El dolor de amar a la persona equivocada

Existe un tipo de desamor que no solo te rompe el corazón; rompe tu confianza.
Oraste, Ayunaste, le pediste a Dios claridad. Le pediste que enviara a la persona indicada. Y cuando él apareció, pensaste que esa era la respuesta.
Parecia amable. Decia las cosas correctas. Hablaba del futuro. Oraba contigo. Te dijo que veia algo especial en ti. Y le creiste. No porque fueras ingenua. Sino porque tenias esperanza. La esperanza es hermosa, pero la esperanza sin discernimiento es peligrosa.
Vinculaste tus oraciones a una persona. Conectastes tu futuro a alguien que aún no había demostrado su carácter. Creíste en palabras sin esperar a ver patrones de conducta. Y cuando todo termino, no solo dolio; te confundió. Dios, ¿fuiste Tú?, ¿Pasé por alto alguna señal?, ¿Me equivoqué?, ¿Me lo imagine todo?

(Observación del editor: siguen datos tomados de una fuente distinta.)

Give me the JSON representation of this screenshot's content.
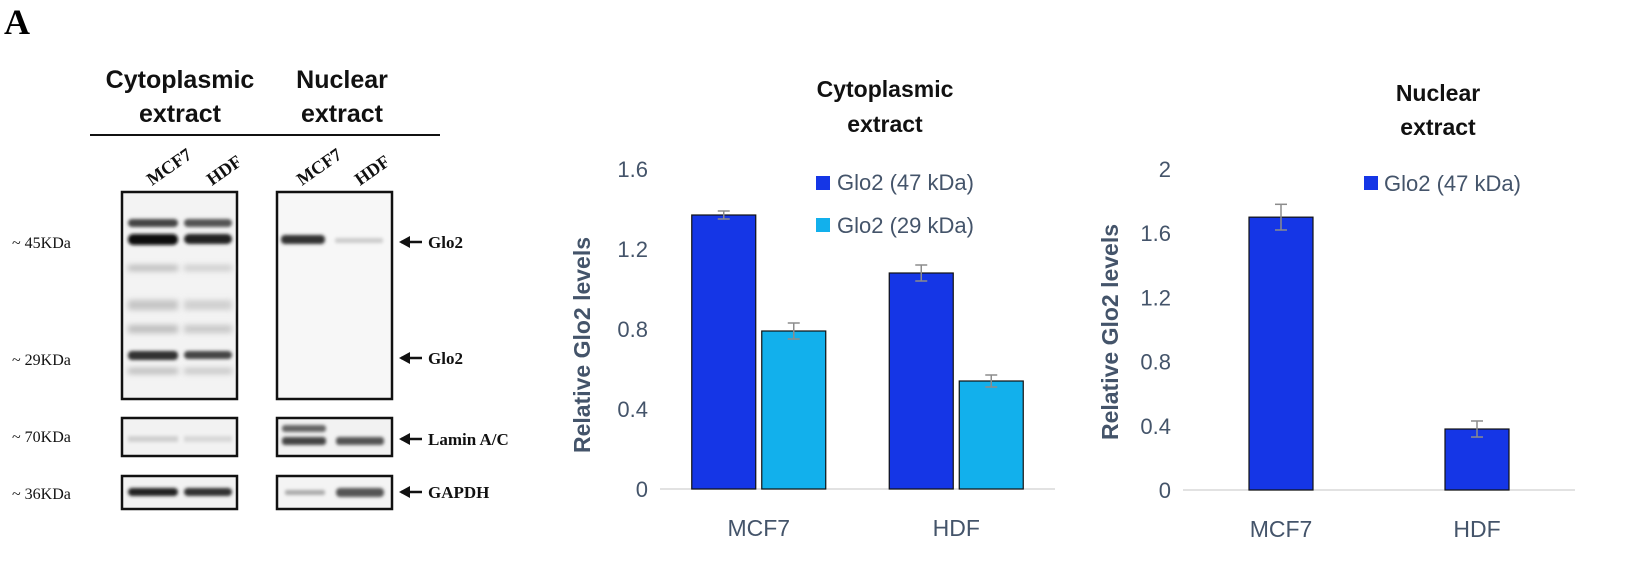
{
  "panel_letter": "A",
  "blot": {
    "cyto_header": [
      "Cytoplasmic",
      "extract"
    ],
    "nuc_header": [
      "Nuclear",
      "extract"
    ],
    "lanes": [
      "MCF7",
      "HDF",
      "MCF7",
      "HDF"
    ],
    "mw_labels": [
      "~ 45KDa",
      "~ 29KDa",
      "~ 70KDa",
      "~ 36KDa"
    ],
    "band_labels": [
      "Glo2",
      "Glo2",
      "Lamin A/C",
      "GAPDH"
    ]
  },
  "chart_data": [
    {
      "type": "bar",
      "title": [
        "Cytoplasmic",
        "extract"
      ],
      "categories": [
        "MCF7",
        "HDF"
      ],
      "series": [
        {
          "name": "Glo2 (47 kDa)",
          "values": [
            1.37,
            1.08
          ],
          "errors": [
            0.02,
            0.04
          ],
          "color": "#1536e6"
        },
        {
          "name": "Glo2 (29 kDa)",
          "values": [
            0.79,
            0.54
          ],
          "errors": [
            0.04,
            0.03
          ],
          "color": "#12b0ec"
        }
      ],
      "ylabel": "Relative Glo2 levels",
      "ylim": [
        0,
        1.6
      ],
      "yticks": [
        "0",
        "0.4",
        "0.8",
        "1.2",
        "1.6"
      ],
      "grid": false,
      "legend": "top-right"
    },
    {
      "type": "bar",
      "title": [
        "Nuclear",
        "extract"
      ],
      "categories": [
        "MCF7",
        "HDF"
      ],
      "series": [
        {
          "name": "Glo2 (47 kDa)",
          "values": [
            1.7,
            0.38
          ],
          "errors": [
            0.08,
            0.05
          ],
          "color": "#1536e6"
        }
      ],
      "ylabel": "Relative Glo2 levels",
      "ylim": [
        0,
        2
      ],
      "yticks": [
        "0",
        "0.4",
        "0.8",
        "1.2",
        "1.6",
        "2"
      ],
      "grid": false,
      "legend": "top-right"
    }
  ]
}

Ese es el verdadero dolor; no solo perderlo a él, sino cuestionarte a ti misma. A veces no nos enamoramos de una persona, sino de la posibilidad de ser elegidas por fin. Cuando has esperado mucho tiempo, la soledad puede hacer que la persona equivocada parezca la correcta.
Ignoras las pequeñas inconsistencias porque estás cansada de volver a empezar. Desechas las señales de alerta porque no quieres otro intento fallido. Te quedas más tiempo del debido porque irte se siente como admitir que te equivocaste. Pero escucha: Dios no quiere que ignores o te aferres de aquello que perturba tu paz.
A veces, la lección no trata sobre él, sino sobre ti. Trata sobre porque toleraste la confusión. Porque aceptaste migajas. Porque idealizaste la inconsistencia. Porque creíste más en el potencial que en los hechos concretos. No nos gusta admitir que, a veces, participamos en nuestro propio desamor.
No intencionalmente, pero si emocionalmente. Lo deseabas tanto que llenaste los vacios que él nunca prometió llenar. Ofreciste lealtad antes de que hubiera compromiso. Diste acceso a tu intimidad antes de que hubiera protección. Concediste tu confianza antes de que hubiera constancia. Y cuando todo se derrumbó, se sintio como un fracaso.
Pero no fue un fracaso. Fue una revelación. La revelación de heridas que aún necesitaban sanar. La revelación de patrones que debian romperse. La revelación de inseguridades que debian abordarse. No puedes establecer un compromiso con alguien que todavía está negociando si realmente desea asumir responsabilidades.
Y aqui esta la verdad: La persona que creías que era tu bendición, en realidad, era tu espejo. Él te mostró dónde aún te faltaban limites. Te reveló dónde seguías entregandote en exceso. Expuso dónde todavía temias quedarte sola.
Esa relación no te destruyo; te revelo. Y la revelación es incómoda. Pero la revelación es necesaria. No te has quedado atrás. No estás maldita, y no eres indigna de amor. Estabas llena de esperanza. Pero ahora debes volverte sabia.
La próxima vez, observa los patrones. Observa cómo maneja la presión. Observa cómo trata a las personas cuando no las necesita. El amor no debería exigirte que te abandones a ti misma. Si te sientes constantemente ansiosa, eso no es romance; es tu sistema nervioso gritando. Si te sientes constantemente confundida, eso no es misterio; es desalineación.
Si estás constantemente compensando en exceso, eso no es devoción; es inseguridad. El amor verdadero no te hará cuestionar tu propio valor. Lo reafirmará. Y hasta que creas plenamente que mereces ese tipo de amor, seguirás conformándote con menos. Sanar no consiste en volverse más fría, sino en ganar claridad.
Aún puedes ser dulce. Aún puedes mantener la esperanza. Aún puedes mantenerte abierta. Pero ahora debes ser perspicaz. No permitas que la persona equivocada te haga cerrar el corazón; deja que esa experiencia te ayude a refinar tus estándares. La lección fue dolorosa, pero necesaria. No estás perdiendo; estás aprendiendo.
Pregúntate honestamente: ¿Qué me enseñó esa relación sobre mí misma que yo estaba evitando ver antes?